Mayor Bill de Blasio’s plan to build or preserve 200,000 units of affordable housing over the next decade is underway, but the question is whether or not the motion will result in good construction jobs that will lead to long-term employment or just more low-wage jobs with lots of turnover and high risk of injury or death.
Nearly 80% of construction fatalities in NYC occur in non-union jobs, in addition to substandard wages and non-existent benefits. Immigrant workers are typically working in these non-union worksites, are not properly trained and tend to feel pressured to take shortcuts on the job, increasing their risk of injury on the job.
Construction continues to be the single most dangerous industry in New York City. Those advocates concerned with the health and safety of workers think the affordable housing plan is a mistake and will just create and maintain low-wage, dangerous jobs for workers.

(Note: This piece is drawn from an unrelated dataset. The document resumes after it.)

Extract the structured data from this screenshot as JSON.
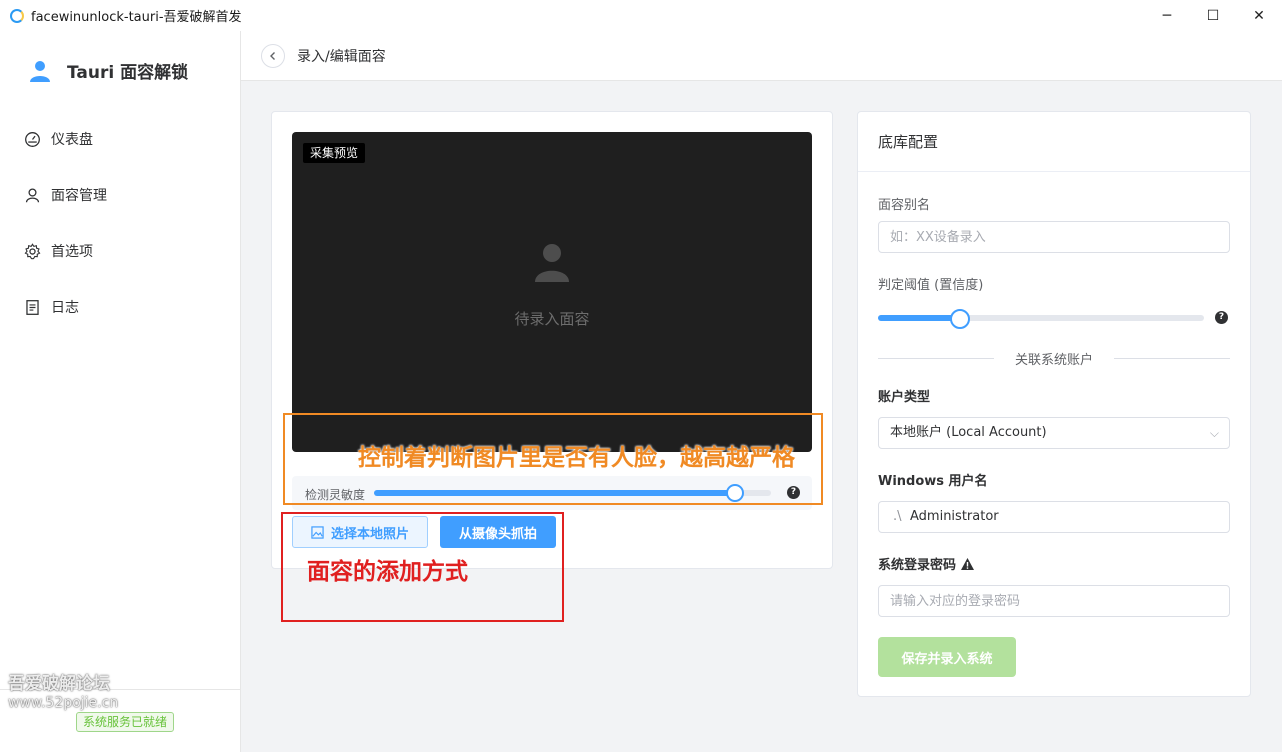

“If you’re looking at a progressive housing plan, it has to include creating good jobs for New Yorkers”, says Charlene Obernauer, executive director, New York Committee for Occupational Safety & Health [NYCOSH]. ”From our perspective, any plan that talks about affordable housing, needs to also think about union construction.”
Mayor de Blasio said that the city’s economic inequality has created a “painful reality where more and more New Yorkers are spending more and more to cover their housing costs, and entire neighborhoods have lost their affordability.” Others argue that failing to embrace union labor not only endangers workers, but it also undermines the mayor’s efforts to combat rising economic inequality.